Après de nombreux mois de tension, la crise des hôpitaux est à son paroxysme, à quelques jours d’une grève de grande ampleur, jeudi 14 novembre. Mais après un revers début septembre, où ses annonces avaient sonné comme un flop, Agnès Buzyn pourrait tenir sa revanche.

La ministre de la Santé aurait donc gagné une guerre secrète au sein du gouvernement. Celle qui l’opposait notamment à Bercy, sur la question du budget. “L’exécutif va ouvrir les vannes d’ici au 20 novembre“, aurait même avancé une source gouvernementale.

Pour ce faire, ces dernières semaines, Agnès Buzyn et Gérald Darmanin se seraient rencontrés à de nombreuses reprises pour accélérer le mouvement, le tout sur fond de climat social très tendu, notamment sur la réforme de retraites.

Le gouvernement voudrait éviter, en plus, une radicalisation du mouvement hospitalier; donc il met a main au portefeuille. C’est facile: l’argent qui s’y trouve n’est pas à lui, mais à nous.
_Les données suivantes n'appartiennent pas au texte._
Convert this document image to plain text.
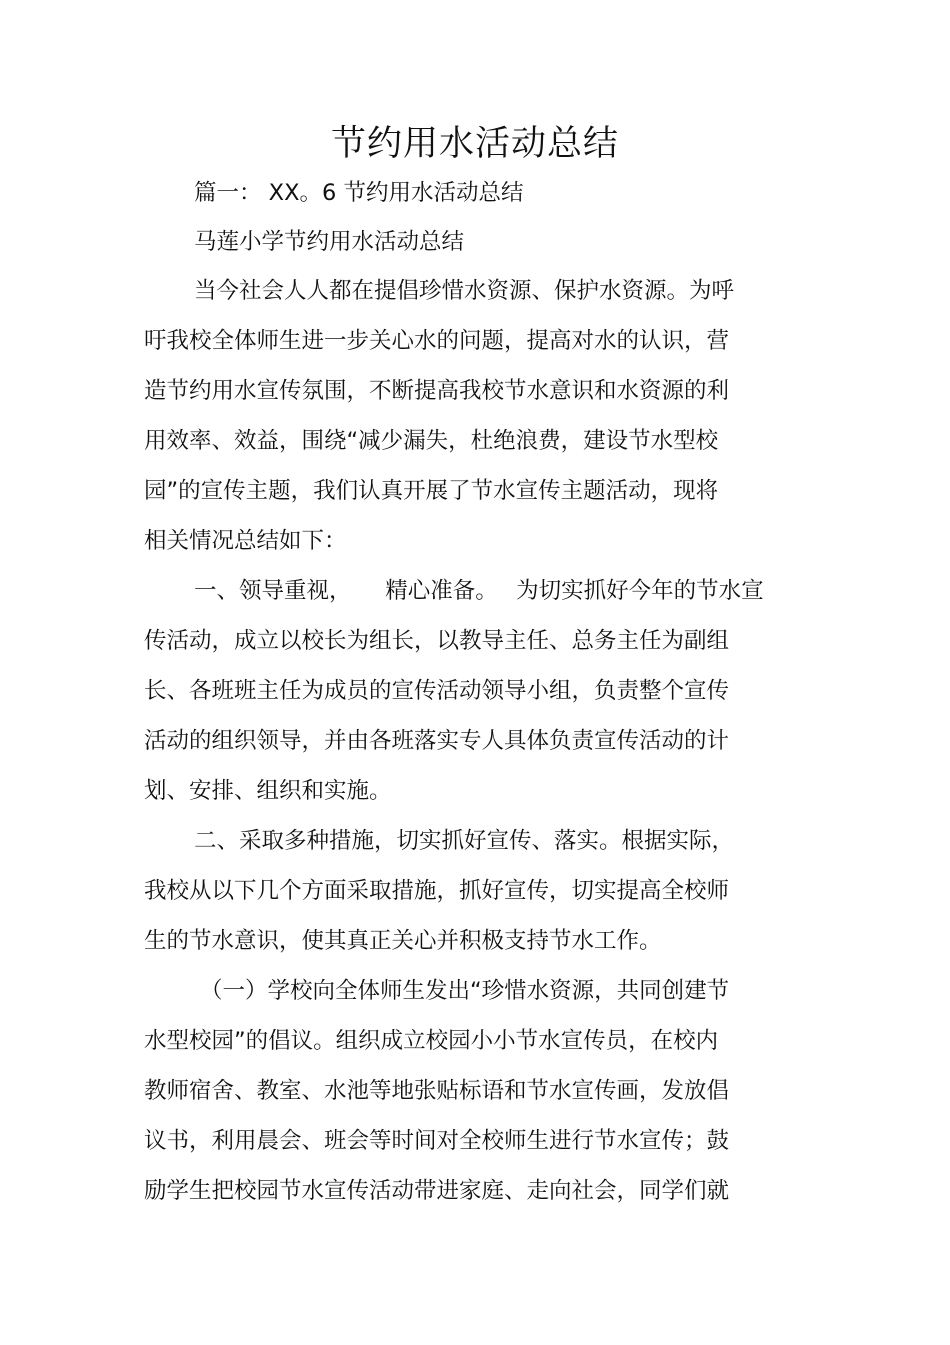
节约用水活动总结

篇一： XX。6 节约用水活动总结

马莲小学节约用水活动总结

当今社会人人都在提倡珍惜水资源、保护水资源。为呼

吁我校全体师生进一步关心水的问题，提高对水的认识，营

造节约用水宣传氛围，不断提高我校节水意识和水资源的利

用效率、效益，围绕“减少漏失，杜绝浪费，建设节水型校

园”的宣传主题，我们认真开展了节水宣传主题活动，现将

相关情况总结如下：

一、领导重视，　　精心准备。　 为切实抓好今年的节水宣

传活动，成立以校长为组长，以教导主任、总务主任为副组

长、各班班主任为成员的宣传活动领导小组，负责整个宣传

活动的组织领导，并由各班落实专人具体负责宣传活动的计

划、安排、组织和实施。

二、采取多种措施，切实抓好宣传、落实。根据实际，

我校从以下几个方面采取措施，抓好宣传，切实提高全校师

生的节水意识，使其真正关心并积极支持节水工作。

（一）学校向全体师生发出“珍惜水资源，共同创建节

水型校园”的倡议。组织成立校园小小节水宣传员，在校内

教师宿舍、教室、水池等地张贴标语和节水宣传画，发放倡

议书，利用晨会、班会等时间对全校师生进行节水宣传；鼓

励学生把校园节水宣传活动带进家庭、走向社会，同学们就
Bercy envisagerait même de reprendre la dette astronomique de 30 milliards d’euros, avec comme dessein libérer le système de santé. Les directeurs d’établissements auraient les mains un peu plus libres pour réinvestir dans du matériel neuf, point-clé des revendications des derniers mois.
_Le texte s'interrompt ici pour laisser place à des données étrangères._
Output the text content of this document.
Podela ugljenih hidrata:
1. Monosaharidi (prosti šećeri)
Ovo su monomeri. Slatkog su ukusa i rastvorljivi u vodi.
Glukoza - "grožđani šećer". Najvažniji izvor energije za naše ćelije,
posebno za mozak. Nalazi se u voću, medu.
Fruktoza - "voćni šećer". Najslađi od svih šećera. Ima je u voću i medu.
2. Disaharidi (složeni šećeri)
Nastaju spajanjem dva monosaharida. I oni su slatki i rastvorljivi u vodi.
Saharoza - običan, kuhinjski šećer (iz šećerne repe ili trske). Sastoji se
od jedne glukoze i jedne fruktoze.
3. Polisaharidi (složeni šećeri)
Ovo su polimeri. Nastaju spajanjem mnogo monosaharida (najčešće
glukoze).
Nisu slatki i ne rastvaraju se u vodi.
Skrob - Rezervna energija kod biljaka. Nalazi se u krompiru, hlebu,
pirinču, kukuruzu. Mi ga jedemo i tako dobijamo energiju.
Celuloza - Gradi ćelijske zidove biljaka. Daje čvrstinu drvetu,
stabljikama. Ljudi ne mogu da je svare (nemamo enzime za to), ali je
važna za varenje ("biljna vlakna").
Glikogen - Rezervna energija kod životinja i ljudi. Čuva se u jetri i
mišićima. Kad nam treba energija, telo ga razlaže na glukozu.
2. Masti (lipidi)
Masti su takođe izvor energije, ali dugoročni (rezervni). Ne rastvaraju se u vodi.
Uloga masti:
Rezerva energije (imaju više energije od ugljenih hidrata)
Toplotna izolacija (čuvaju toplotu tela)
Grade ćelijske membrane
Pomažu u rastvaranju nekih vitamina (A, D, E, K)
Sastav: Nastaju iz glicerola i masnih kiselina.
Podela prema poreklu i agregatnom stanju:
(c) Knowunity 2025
Au sommet de l’État, le mouvement a même été comparé à celui des “gilets jaunes”, raison pour laquelle Emmanuel Macron voudrait l’éteindre au plus vite. Il serait prêt à lâcher du lest. Même si une telle réforme devrait coûter “très cher”, précise-t-on dans l’entourage du Premier ministre.

Reste à savoir maintenant quand les annonces seront faites. Le JDD évoque deux possibilités: avant la manifestation de jeudi 14 novembre, afin de leur “couper l’herbe sous le pied” ou alors après afin d’avoir un droit de réponse. Dans l’attente de ces mesures, il semblerait en tout cas que la ministre de la Santé ait gagné une bataille en coulisses, notamment auprès du président de la République, lui-même fils d’un professeur de neurologie du CHU d’Amiens.